Lizbeth Duran Oden

Heridas Invisibles (Invisible Wounds)

As I start my journey towards a doctoral degree, I am coming face to face with my experience living in a white supremacist society through the curriculum of my courses. I always thought that issues of race did not really affect me. I don’t have a long list of blatant racist encounters I’ve experienced. For the most part, I don’t have the sense that I’ve spent much of my life thinking or talking about race. Yet, as I have been completing readings on race, culture, and diversity, I’ve found myself on multiple occasions being overcome by emotion, my eyes filling with tears. I’ve felt painfully choked up with feelings of sadness, frustration, and confusion. But why?

I wasn’t sure initially. I thought it might have to do with the fact I had just moved to a predominantly white community, so the topics of race and diversity had been on my mind. Maybe I was simply connecting and empathizing with the experiences being shared by People of Color in those readings. Then, while reading an article on the hidden wounds of racial trauma for my Diversity class, I had a sense that maybe I had found the answer to why I was feeling the way I was. The curriculum of the PsyD program is pushing me to reckon with my own hidden wounds around racial trauma. Through engaging in the curriculum of my PsyD program, I am unearthing racial trauma I wasn’t aware I had experienced.

Growing up in a white-dominant society while being a Latina has meant hearing an onslaught of overt and covert messages telling me that I am less than or not as good as others. Throughout my life, I’ve seen and heard my culture ridiculed in various spaces. At costume parties, I’ve seen people put on big hats and zarapes (ponchos) and say that they are “a Mexican.” In television shows, I’ve watched people make fun of Mexican accents. I’ve heard stories about my country of origin being a place where people can get away with anything without consequence, and where crime is rampant. I’ve listened to people from my culture be referred to as illegals, sneaky, thieves, and unintelligent. One day Mexicans might be referred to as lazy people who want to profit off of American resources and the next day they might be called diligent and hardworking, yet they are hired as cheap labor.

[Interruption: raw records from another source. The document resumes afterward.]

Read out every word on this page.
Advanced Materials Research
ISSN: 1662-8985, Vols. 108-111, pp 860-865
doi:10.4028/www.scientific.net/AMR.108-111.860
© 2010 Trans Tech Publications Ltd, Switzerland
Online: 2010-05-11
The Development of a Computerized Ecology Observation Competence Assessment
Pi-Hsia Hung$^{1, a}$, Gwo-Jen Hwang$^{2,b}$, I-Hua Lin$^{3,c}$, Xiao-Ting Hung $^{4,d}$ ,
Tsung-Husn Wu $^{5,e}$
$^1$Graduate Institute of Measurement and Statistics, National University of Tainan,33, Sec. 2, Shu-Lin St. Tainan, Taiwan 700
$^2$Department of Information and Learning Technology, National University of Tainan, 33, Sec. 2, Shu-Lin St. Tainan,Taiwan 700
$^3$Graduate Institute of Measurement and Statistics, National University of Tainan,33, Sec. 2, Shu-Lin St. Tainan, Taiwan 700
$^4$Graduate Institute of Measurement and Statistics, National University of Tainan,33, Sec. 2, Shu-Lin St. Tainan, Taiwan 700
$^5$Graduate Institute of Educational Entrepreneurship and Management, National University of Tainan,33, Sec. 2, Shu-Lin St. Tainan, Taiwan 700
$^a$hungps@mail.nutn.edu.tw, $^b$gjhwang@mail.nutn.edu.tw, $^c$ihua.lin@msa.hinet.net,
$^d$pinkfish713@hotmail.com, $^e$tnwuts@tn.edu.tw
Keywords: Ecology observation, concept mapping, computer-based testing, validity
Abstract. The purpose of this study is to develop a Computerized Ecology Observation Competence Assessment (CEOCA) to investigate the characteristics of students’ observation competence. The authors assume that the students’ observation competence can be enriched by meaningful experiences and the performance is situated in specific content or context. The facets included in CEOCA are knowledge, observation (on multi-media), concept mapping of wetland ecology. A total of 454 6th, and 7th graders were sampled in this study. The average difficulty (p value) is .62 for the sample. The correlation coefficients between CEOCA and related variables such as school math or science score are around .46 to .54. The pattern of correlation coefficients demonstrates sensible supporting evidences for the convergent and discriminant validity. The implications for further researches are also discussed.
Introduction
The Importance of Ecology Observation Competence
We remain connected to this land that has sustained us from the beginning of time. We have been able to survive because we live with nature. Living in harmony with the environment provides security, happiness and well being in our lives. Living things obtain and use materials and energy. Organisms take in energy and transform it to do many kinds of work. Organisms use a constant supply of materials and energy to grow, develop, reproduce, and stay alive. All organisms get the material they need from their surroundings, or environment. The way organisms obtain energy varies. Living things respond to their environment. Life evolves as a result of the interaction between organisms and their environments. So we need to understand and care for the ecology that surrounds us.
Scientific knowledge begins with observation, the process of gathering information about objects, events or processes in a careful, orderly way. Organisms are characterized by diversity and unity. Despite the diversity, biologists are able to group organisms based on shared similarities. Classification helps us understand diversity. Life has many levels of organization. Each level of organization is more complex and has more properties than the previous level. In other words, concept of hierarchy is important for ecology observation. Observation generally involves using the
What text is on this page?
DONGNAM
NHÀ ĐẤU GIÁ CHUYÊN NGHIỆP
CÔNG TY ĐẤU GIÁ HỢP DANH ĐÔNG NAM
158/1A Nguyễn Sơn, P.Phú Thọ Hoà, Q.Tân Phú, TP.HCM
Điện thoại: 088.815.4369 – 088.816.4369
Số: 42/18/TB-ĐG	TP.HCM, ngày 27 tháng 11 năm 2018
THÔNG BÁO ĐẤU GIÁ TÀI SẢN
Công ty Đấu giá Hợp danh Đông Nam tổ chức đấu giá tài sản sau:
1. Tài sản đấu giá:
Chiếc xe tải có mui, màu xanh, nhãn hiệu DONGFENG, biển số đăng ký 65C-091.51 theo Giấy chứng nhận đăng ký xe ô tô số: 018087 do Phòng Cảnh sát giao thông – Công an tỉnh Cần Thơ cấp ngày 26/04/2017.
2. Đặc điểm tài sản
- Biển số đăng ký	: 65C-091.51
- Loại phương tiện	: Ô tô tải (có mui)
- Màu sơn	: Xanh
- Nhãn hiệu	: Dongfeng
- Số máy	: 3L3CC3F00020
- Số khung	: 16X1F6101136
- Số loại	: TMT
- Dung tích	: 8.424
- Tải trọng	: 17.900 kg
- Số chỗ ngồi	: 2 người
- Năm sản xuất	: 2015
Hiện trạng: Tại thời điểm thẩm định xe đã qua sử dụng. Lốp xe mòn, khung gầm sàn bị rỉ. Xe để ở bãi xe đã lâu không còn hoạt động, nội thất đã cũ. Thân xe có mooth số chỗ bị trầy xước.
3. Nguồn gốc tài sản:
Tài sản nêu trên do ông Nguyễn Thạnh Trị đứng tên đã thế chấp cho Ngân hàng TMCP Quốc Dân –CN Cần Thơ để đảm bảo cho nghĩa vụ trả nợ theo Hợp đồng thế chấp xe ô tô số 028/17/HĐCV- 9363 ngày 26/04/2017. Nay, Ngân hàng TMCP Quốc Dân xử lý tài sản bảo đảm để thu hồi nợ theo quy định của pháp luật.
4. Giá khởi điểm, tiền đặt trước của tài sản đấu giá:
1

Racial trauma is very real but can be invisible even for those of us that experience it. Systems of oppression are insidious, their messages become internalized. Some people from marginalized communities have a sense that things in our society are unfair, but often we don’t realize just how deeply that unfairness runs. It’s in our minds telling us we’re not good enough, that we’re overthinking and making a fuss out of nothing, or that we’re just misinterpreting situations. It’s why when I’m reading about a Person of Color talking about how others around them judge them without knowing them I feel like crying because I’ve experienced this too. It’s why, as I’m learning more about systems of oppression and sitting in my classes, I feel angry and heartbroken when I catch myself thinking, “Okay they get it that you’re Latina, you don’t have to keep talking about it.” or “It’s not that big a deal that nearly everyone else in the room is white, and you’re not, get over it.” or “Your questions and ideas are simple, obvious and dumb so don’t bother raising your hand to talk.” Sometimes the oppressed remain oppressed because they don’t know that they are oppressed or how ingrained in our souls and our systems oppression is. For this reason, it is crucial that we all, regardless of racial and cultural background, familiarize ourselves with the invisible wounds and challenges that racial trauma creates so that healing can happen.

Earlier I touched on some of the negative messages that have been spread about Mexican people and culture. Now, as I come to an end, I’d like to name what I’ve experienced the people and culture to really be—resilient, resourceful, courageous, bold, dignified, loyal, supportive, and optimistic.


Lizbeth Duran Oden

Lizbeth Duran Oden is a Mexican American immigrant and a first-generation college graduate. She is currently a first-year PsyD in Clinical Psychology student at Antioch University’s New England campus.